26 de Novembro, 2017
A Selecção Nacional de andebol sénior feminina, está a competir no torneio das quatro nações, em França, no âmbito do estágio pré-competitivo, com vista o Campeonato do Mundo da Alemanha, em Dezembro. A equipa às ordens do dinamarquês Morten Souback procura naquele país europeu, o ritmo para se apresentar ao mais alto nível no mundial.
Depois de cumprir outras etapas do estágio, primeiro, em Portugal em Vila Nova de Gaia, em Junho passado, testou com a Noruega, campeã europeia, depois em Paris para a 12ª edição do Torneio Internacional Razel-Bec, o “sete” nacional\" fecha a etapa derradeira de preparação, com a presença no torneio das quatro nações.
Trata-se da oportunidade para Morten Souback e seus colaboradores tirarem as ilações, antes de iniciar o “desfile” no mundial da Alemanha, cujo arranque está agendado para o dia 1 de Dezembro.
O combinado nacional às ordens do dinamarquês Morten Souback, que substituiu no cargo a Filipe Cruz, procura desde o arranque dos trabalhos incorporar um novo ADN, que se espera conferir mais poderio competitivo às também denominadas pérolas africanas.
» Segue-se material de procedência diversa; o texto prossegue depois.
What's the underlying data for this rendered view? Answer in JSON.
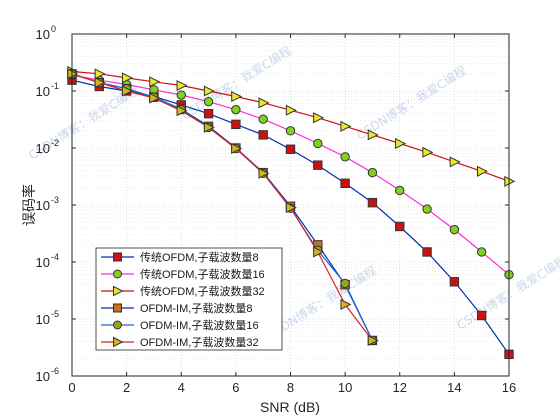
{
  "colors": {
    "axis": "#262626",
    "grid": "#d9d9d9",
    "background": "#ffffff"
  },
  "watermark": {
    "text": "CSDN博客：我爱C编程"
  },
  "chart_data": {
    "type": "line",
    "title": "",
    "xlabel": "SNR (dB)",
    "ylabel": "误码率",
    "xlim": [
      0,
      16
    ],
    "ylim": [
      1e-06,
      1
    ],
    "yscale": "log",
    "grid": true,
    "legend_position": "bottom-left",
    "x_ticks": [
      0,
      2,
      4,
      6,
      8,
      10,
      12,
      14,
      16
    ],
    "x_tick_labels": [
      "0",
      "2",
      "4",
      "6",
      "8",
      "10",
      "12",
      "14",
      "16"
    ],
    "y_ticks": [
      1e-06,
      1e-05,
      0.0001,
      0.001,
      0.01,
      0.1,
      1
    ],
    "y_tick_labels": [
      {
        "base": "10",
        "exp": "-6"
      },
      {
        "base": "10",
        "exp": "-5"
      },
      {
        "base": "10",
        "exp": "-4"
      },
      {
        "base": "10",
        "exp": "-3"
      },
      {
        "base": "10",
        "exp": "-2"
      },
      {
        "base": "10",
        "exp": "-1"
      },
      {
        "base": "10",
        "exp": "0"
      }
    ],
    "series": [
      {
        "name": "传统OFDM,子载波数量8",
        "color": "#0033aa",
        "marker": "square",
        "marker_fill": "#cc1111",
        "x": [
          0,
          1,
          2,
          3,
          4,
          5,
          6,
          7,
          8,
          9,
          10,
          11,
          12,
          13,
          14,
          15,
          16
        ],
        "y": [
          0.155,
          0.12,
          0.1,
          0.08,
          0.057,
          0.04,
          0.026,
          0.017,
          0.0095,
          0.005,
          0.0024,
          0.0011,
          0.00042,
          0.00015,
          4.5e-05,
          1.15e-05,
          2.4e-06
        ]
      },
      {
        "name": "传统OFDM,子载波数量16",
        "color": "#ff2bd6",
        "marker": "circle",
        "marker_fill": "#7ed321",
        "x": [
          0,
          1,
          2,
          3,
          4,
          5,
          6,
          7,
          8,
          9,
          10,
          11,
          12,
          13,
          14,
          15,
          16
        ],
        "y": [
          0.19,
          0.155,
          0.13,
          0.105,
          0.085,
          0.065,
          0.047,
          0.032,
          0.02,
          0.012,
          0.007,
          0.0037,
          0.0018,
          0.00085,
          0.00037,
          0.00015,
          6e-05
        ]
      },
      {
        "name": "传统OFDM,子载波数量32",
        "color": "#cc1111",
        "marker": "triangle-right",
        "marker_fill": "#e8e82a",
        "x": [
          0,
          1,
          2,
          3,
          4,
          5,
          6,
          7,
          8,
          9,
          10,
          11,
          12,
          13,
          14,
          15,
          16
        ],
        "y": [
          0.22,
          0.2,
          0.17,
          0.145,
          0.125,
          0.1,
          0.08,
          0.062,
          0.046,
          0.034,
          0.024,
          0.017,
          0.012,
          0.0084,
          0.0057,
          0.0039,
          0.0026
        ]
      },
      {
        "name": "OFDM-IM,子载波数量8",
        "color": "#0033aa",
        "marker": "square",
        "marker_fill": "#c87020",
        "x": [
          0,
          1,
          2,
          3,
          4,
          5,
          6,
          7,
          8,
          9,
          10,
          11
        ],
        "y": [
          0.2,
          0.14,
          0.11,
          0.078,
          0.048,
          0.024,
          0.01,
          0.0037,
          0.00095,
          0.0002,
          4e-05,
          4.2e-06
        ]
      },
      {
        "name": "OFDM-IM,子载波数量16",
        "color": "#1a66cc",
        "marker": "circle",
        "marker_fill": "#9aa51c",
        "x": [
          0,
          1,
          2,
          3,
          4,
          5,
          6,
          7,
          8,
          9,
          10,
          11
        ],
        "y": [
          0.2,
          0.14,
          0.11,
          0.078,
          0.047,
          0.023,
          0.0098,
          0.0036,
          0.00088,
          0.00016,
          4.2e-05,
          4.2e-06
        ]
      },
      {
        "name": "OFDM-IM,子载波数量32",
        "color": "#dd2222",
        "marker": "triangle-right",
        "marker_fill": "#d4b41e",
        "x": [
          0,
          1,
          2,
          3,
          4,
          5,
          6,
          7,
          8,
          9,
          10,
          11
        ],
        "y": [
          0.2,
          0.14,
          0.1,
          0.075,
          0.045,
          0.023,
          0.0098,
          0.0036,
          0.0009,
          0.00015,
          1.8e-05,
          4.2e-06
        ]
      }
    ]
  }
}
Aliás, Morten Souback, cuja folha de serviço diz de quem se trata, foi contratado pela Federação Angolana de Andebol, precisamente, para elevar a qualidade da Selecção Nacional, de modos a que possa nos próximos tempos competir de igual com as mais cotadas selecções mundiais.
A presença no torneio das quatro nações, em Paris, serve para isso, pois, estão algumas das selecções que vão marcar presença no Campeonato do Mundo, e que podem cruzar o caminho de Angola. Nesta altura, os resultados não estão em causa, embora, se positivos funcionam sempre como catalisador moral das atletas.
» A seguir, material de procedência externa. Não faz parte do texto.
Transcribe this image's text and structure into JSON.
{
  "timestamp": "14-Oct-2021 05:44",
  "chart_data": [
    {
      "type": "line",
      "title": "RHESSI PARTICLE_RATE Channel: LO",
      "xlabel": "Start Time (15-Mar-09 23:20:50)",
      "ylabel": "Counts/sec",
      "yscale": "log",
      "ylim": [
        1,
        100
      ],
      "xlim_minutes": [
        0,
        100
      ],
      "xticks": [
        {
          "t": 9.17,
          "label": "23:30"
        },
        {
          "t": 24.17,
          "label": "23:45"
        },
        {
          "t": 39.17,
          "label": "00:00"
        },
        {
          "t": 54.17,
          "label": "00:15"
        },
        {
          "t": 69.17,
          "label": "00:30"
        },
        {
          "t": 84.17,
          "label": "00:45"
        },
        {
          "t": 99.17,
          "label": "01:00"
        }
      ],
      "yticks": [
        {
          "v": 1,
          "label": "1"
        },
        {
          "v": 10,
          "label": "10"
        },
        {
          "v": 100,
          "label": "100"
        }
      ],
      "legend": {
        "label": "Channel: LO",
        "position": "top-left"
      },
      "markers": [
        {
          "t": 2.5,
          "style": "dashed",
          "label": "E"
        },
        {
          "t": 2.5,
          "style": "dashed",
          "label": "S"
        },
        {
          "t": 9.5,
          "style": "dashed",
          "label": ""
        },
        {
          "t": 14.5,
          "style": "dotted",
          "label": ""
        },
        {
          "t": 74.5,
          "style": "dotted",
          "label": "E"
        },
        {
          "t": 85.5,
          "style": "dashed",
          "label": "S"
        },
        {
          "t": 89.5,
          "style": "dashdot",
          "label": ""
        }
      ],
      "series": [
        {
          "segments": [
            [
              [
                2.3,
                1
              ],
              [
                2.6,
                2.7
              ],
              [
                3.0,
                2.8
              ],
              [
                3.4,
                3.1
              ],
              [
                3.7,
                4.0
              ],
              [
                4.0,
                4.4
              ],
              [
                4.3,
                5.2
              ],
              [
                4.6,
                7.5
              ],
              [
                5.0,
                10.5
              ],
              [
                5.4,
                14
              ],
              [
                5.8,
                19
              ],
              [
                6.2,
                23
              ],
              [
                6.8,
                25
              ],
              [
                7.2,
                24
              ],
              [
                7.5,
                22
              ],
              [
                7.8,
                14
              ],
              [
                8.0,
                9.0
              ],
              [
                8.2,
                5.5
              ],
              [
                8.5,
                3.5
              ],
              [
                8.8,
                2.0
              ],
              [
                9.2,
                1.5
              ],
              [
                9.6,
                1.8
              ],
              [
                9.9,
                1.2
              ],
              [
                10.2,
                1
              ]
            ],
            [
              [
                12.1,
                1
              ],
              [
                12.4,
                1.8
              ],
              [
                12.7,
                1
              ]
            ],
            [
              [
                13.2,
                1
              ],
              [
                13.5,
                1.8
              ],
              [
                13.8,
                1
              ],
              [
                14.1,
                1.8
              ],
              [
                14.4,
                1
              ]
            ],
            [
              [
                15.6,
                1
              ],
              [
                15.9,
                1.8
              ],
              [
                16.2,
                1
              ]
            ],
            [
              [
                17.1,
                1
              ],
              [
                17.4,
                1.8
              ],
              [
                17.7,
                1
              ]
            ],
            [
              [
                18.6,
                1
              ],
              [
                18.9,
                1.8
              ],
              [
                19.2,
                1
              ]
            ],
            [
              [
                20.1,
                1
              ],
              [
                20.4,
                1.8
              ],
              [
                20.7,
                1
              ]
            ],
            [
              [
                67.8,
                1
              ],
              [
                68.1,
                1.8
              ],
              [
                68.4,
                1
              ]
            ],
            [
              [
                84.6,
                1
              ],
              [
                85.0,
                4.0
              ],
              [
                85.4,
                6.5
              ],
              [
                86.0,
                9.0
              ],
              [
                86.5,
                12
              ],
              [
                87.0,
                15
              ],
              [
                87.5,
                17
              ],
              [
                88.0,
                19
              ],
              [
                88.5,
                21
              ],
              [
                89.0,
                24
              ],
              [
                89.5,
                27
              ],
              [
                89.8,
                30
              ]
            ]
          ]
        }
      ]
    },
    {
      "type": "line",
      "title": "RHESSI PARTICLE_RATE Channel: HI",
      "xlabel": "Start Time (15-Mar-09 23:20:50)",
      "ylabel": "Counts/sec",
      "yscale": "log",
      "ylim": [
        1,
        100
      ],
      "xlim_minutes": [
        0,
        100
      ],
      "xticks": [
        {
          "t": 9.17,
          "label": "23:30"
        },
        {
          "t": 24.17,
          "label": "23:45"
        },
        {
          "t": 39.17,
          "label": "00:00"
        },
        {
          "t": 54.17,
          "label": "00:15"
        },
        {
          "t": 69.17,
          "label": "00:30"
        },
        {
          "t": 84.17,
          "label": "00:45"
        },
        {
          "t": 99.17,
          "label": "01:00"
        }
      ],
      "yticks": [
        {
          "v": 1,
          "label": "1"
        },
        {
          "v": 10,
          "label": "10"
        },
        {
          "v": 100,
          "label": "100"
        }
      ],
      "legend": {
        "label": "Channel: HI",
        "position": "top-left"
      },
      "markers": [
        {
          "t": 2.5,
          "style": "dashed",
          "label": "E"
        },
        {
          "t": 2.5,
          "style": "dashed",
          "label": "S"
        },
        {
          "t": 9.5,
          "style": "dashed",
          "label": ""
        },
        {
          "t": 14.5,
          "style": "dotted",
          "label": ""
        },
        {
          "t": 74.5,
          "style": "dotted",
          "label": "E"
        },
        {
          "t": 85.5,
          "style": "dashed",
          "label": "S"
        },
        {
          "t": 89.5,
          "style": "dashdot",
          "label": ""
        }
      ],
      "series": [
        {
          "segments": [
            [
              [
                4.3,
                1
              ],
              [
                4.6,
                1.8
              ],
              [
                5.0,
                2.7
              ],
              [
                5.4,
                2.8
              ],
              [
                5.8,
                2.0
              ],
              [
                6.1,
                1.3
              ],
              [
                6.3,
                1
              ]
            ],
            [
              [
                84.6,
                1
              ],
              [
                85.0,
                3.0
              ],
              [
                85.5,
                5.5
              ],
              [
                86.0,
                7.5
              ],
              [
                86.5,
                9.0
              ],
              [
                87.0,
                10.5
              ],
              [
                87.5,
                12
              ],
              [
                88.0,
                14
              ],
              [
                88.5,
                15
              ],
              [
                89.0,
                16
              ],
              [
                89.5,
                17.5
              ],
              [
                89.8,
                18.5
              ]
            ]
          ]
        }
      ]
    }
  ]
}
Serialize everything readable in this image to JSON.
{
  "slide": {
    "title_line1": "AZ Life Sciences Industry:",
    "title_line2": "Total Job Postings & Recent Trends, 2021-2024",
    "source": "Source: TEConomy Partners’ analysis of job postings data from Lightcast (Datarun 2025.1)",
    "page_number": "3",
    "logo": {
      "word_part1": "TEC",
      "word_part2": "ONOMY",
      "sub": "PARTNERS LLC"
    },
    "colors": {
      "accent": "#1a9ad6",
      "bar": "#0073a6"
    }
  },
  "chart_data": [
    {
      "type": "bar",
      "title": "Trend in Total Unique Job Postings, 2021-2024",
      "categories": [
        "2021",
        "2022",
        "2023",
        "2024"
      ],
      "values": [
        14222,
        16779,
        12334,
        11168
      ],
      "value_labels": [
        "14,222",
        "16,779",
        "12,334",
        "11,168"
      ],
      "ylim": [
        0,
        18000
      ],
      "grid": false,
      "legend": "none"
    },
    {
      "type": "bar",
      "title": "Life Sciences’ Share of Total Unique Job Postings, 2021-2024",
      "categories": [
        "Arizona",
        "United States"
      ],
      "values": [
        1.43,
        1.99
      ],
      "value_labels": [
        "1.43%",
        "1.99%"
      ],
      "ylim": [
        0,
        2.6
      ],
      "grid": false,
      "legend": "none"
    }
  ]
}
A poucos dias do início da competição, os jogos que a selecção está a realizar nesta prova de antecâmara, podem dar indicadores claros ao seleccionador nacional, sobre a forma física, técnica e táctica, quer do ponto de vista colectivo e individual, das atletas do grupo de trabalho.
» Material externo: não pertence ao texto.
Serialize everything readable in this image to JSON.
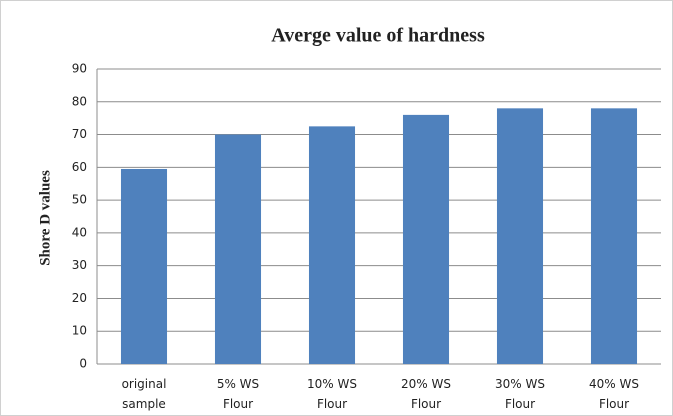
{
  "chart_data": {
    "type": "bar",
    "title": "Averge value of hardness",
    "y_label": "Shore D values",
    "categories": [
      "original sample",
      "5% WS Flour",
      "10% WS Flour",
      "20% WS Flour",
      "30% WS Flour",
      "40% WS Flour"
    ],
    "values": [
      59.5,
      70,
      72.5,
      76,
      78,
      78
    ],
    "color": "#4f81bd",
    "ylim": [
      0,
      90
    ],
    "yticks": [
      0,
      10,
      20,
      30,
      40,
      50,
      60,
      70,
      80,
      90
    ],
    "grid": true
  }
}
Dona e senhora do andebol feminino em África, a Selecção Nacional procura tudo fazer para reluzir também fora dos palcos africanos. Manter o percurso glorioso além das fronteiras africanas, é dos grandes objectivos, pois ao que parece pouco ou nada, tem mais a provar no continente berço.
Portanto, ainda que vencer seja sempre bom, nesta altura o importante é avaliar se a equipa está ou não a interiorizar a filosofia de trabalho do novo seleccionador nacional, cujo desafio é pôr Angola a discutir os lugares de prémios, nas provas em que esteja a competir. O campeonato do Mundo da Alemanha, vai ser por isso, o primeiro “teste de fogo” de Morten Souback.